A recent decision by the U.S. District Court for the Northern District of California emphasizes the importance of candor in retention applications filed in bankruptcy cases. In Kun v. Mansdorf ( In re Woodcraft Studios ), 464 B.R. 1 (N.D. Cal. 2011), the court upheld a bankruptcy court’s decision denying all fees requested by a debtor’s attorney and ordering disgorgement of a $5,000 retainer where the attorney had failed to disclose his pre-petition relationship with the debtor and the circumstances surrounding his receipt and use of the retainer.

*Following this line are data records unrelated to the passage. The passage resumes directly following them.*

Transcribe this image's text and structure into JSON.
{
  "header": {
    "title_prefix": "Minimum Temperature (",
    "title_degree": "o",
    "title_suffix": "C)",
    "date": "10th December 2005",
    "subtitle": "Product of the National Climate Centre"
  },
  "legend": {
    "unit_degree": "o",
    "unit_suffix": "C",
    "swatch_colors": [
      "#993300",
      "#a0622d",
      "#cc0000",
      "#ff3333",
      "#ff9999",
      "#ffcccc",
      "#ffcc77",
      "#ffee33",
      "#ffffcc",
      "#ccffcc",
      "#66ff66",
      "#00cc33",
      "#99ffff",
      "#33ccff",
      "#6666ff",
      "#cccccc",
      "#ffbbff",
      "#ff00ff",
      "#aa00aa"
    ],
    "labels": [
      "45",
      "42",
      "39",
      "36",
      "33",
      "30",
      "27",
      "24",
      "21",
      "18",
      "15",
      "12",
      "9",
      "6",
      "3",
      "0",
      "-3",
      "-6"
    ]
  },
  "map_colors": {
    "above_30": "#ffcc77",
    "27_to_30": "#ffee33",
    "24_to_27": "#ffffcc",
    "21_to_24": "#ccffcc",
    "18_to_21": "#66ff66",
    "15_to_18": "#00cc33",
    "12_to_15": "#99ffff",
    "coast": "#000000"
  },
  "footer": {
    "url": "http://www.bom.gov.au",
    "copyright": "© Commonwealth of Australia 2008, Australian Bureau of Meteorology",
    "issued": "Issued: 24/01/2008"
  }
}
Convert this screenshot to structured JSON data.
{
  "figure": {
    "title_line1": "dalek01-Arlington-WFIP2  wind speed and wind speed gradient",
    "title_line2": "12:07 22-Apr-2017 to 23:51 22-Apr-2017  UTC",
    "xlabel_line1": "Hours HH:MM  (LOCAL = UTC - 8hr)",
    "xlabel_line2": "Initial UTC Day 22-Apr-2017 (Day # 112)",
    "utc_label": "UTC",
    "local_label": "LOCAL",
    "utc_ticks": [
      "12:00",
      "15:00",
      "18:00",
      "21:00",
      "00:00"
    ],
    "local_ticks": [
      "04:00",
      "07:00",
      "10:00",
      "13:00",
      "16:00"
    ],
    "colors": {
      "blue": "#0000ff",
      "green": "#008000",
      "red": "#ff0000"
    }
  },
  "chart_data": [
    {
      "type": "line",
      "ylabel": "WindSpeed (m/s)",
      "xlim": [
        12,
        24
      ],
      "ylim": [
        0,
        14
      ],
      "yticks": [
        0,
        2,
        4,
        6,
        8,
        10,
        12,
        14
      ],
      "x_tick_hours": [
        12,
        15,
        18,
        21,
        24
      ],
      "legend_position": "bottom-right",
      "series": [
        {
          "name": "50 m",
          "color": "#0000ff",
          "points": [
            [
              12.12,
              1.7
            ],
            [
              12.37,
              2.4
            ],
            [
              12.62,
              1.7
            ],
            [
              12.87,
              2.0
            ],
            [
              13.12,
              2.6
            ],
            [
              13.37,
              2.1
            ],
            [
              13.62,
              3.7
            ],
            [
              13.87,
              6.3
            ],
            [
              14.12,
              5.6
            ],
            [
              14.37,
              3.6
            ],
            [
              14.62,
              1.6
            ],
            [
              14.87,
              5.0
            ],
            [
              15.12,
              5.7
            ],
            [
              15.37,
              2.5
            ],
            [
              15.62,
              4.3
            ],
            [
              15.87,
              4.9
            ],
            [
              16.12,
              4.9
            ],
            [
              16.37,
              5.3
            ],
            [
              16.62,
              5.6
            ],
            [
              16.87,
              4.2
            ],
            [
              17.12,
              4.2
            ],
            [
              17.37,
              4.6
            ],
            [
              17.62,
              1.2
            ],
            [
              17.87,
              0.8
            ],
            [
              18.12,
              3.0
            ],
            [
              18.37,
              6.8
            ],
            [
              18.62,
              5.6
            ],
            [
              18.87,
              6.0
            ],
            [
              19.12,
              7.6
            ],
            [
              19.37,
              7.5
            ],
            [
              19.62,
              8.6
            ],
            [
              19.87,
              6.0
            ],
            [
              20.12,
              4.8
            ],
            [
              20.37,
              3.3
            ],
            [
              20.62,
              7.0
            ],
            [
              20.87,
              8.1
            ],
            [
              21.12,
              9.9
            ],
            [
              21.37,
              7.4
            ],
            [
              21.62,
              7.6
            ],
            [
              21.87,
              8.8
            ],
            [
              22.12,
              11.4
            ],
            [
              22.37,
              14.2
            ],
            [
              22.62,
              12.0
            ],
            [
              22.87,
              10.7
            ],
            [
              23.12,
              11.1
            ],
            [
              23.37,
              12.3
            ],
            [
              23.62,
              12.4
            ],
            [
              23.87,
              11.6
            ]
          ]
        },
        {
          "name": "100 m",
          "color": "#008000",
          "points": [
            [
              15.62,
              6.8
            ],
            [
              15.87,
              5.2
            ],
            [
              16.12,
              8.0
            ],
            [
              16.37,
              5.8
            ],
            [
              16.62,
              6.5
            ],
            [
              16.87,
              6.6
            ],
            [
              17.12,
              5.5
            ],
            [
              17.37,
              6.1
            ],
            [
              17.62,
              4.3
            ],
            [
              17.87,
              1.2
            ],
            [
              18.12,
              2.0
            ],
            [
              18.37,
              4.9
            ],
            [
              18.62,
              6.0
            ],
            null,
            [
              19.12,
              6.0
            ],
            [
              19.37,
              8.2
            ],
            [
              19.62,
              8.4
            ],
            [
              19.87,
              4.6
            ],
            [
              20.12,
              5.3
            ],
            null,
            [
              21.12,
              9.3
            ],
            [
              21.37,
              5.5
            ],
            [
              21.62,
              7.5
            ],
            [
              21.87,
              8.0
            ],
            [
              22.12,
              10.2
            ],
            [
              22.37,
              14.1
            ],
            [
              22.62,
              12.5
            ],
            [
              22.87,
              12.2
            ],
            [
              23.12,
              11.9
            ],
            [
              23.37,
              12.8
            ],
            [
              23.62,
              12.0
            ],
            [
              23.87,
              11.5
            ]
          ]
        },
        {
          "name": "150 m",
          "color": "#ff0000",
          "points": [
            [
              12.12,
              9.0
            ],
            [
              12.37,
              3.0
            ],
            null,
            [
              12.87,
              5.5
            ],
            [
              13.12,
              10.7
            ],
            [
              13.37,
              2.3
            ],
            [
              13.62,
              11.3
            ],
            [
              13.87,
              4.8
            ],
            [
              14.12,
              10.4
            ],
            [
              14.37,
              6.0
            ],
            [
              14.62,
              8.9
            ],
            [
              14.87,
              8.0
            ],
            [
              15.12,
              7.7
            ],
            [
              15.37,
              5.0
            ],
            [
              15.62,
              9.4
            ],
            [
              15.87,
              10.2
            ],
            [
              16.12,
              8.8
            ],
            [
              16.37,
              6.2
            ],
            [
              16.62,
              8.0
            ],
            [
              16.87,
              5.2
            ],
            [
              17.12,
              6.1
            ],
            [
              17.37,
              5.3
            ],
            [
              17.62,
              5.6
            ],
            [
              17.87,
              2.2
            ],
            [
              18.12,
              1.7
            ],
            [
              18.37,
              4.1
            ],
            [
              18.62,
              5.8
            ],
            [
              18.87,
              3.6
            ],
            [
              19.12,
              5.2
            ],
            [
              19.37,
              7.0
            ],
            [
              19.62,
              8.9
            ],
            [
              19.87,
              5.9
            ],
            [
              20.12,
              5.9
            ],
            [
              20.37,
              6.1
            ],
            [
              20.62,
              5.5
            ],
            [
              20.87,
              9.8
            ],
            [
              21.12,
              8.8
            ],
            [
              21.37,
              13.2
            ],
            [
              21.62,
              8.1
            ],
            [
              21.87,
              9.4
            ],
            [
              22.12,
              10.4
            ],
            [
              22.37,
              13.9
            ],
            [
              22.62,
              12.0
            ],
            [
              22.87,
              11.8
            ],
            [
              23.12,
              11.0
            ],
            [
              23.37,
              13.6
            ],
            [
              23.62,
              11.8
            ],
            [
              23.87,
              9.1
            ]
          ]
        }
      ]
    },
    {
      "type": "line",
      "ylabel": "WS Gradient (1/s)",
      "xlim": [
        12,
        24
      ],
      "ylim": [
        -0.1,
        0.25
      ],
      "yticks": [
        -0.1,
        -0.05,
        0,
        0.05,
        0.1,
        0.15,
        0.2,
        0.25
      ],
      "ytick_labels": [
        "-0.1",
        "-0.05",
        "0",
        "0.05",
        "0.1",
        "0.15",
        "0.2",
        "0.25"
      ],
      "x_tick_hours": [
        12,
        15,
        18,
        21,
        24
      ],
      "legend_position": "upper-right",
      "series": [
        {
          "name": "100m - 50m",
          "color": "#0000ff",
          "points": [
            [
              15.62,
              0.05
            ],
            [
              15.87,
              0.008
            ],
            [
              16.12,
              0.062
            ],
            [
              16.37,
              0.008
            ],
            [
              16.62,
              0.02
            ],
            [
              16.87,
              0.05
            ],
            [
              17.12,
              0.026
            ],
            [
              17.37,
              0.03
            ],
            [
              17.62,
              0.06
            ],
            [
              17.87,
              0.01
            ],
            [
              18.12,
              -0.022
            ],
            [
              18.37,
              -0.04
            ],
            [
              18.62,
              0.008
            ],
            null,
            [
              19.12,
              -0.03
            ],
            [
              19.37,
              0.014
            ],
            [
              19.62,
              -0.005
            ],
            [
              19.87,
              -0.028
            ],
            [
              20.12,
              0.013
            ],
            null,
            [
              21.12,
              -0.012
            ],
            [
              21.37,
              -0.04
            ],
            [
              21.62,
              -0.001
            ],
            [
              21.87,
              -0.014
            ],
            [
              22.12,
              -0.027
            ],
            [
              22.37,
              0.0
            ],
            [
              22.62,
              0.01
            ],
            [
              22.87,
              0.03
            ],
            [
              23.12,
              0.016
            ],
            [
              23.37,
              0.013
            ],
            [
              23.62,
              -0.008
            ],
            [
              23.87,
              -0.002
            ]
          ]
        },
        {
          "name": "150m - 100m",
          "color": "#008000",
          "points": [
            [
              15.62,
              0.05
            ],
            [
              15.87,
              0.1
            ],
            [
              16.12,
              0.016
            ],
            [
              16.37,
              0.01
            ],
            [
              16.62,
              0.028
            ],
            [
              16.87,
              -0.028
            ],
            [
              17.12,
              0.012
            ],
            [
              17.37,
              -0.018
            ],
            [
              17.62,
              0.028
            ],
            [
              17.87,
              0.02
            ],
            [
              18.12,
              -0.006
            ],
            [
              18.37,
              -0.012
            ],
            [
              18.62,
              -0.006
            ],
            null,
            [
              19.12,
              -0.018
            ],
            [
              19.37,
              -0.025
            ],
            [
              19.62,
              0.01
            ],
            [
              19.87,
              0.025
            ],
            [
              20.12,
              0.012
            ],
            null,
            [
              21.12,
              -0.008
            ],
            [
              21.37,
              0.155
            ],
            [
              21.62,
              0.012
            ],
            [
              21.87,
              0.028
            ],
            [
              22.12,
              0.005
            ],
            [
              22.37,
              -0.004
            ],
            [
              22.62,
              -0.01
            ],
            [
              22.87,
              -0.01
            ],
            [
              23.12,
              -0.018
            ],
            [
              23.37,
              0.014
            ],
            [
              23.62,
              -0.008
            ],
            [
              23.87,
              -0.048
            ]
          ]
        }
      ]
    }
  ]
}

Woodcraft Studios Inc. filed a petition for relief under Chapter 11 of the Bankruptcy Code on Dec. 22, 2010, according to the opinion. Shortly thereafter, on Jan. 13, 2011, Woodcraft applied to the bankruptcy court for approval of its retention of attorney Albert Kun as general counsel to the debtor-in-possession. The retention application stated that Kun had “‘never represented Woodcraft Studios Inc. before,’” that Kun “‘represents no interest adverse to debtor as debtor in possession’” and that Kun had “‘no connection to any party in interest,’” according to the opinion. The affidavit accompanying the application included the contract between Kun and Woodcraft, which provided for an hourly fee of $250 and a “nonrefundable retainer” in an amount of $5,000. The contract was dated Dec. 29, 2010, seven days after the petition date. The bankruptcy court entered an order approving Kun’s retention.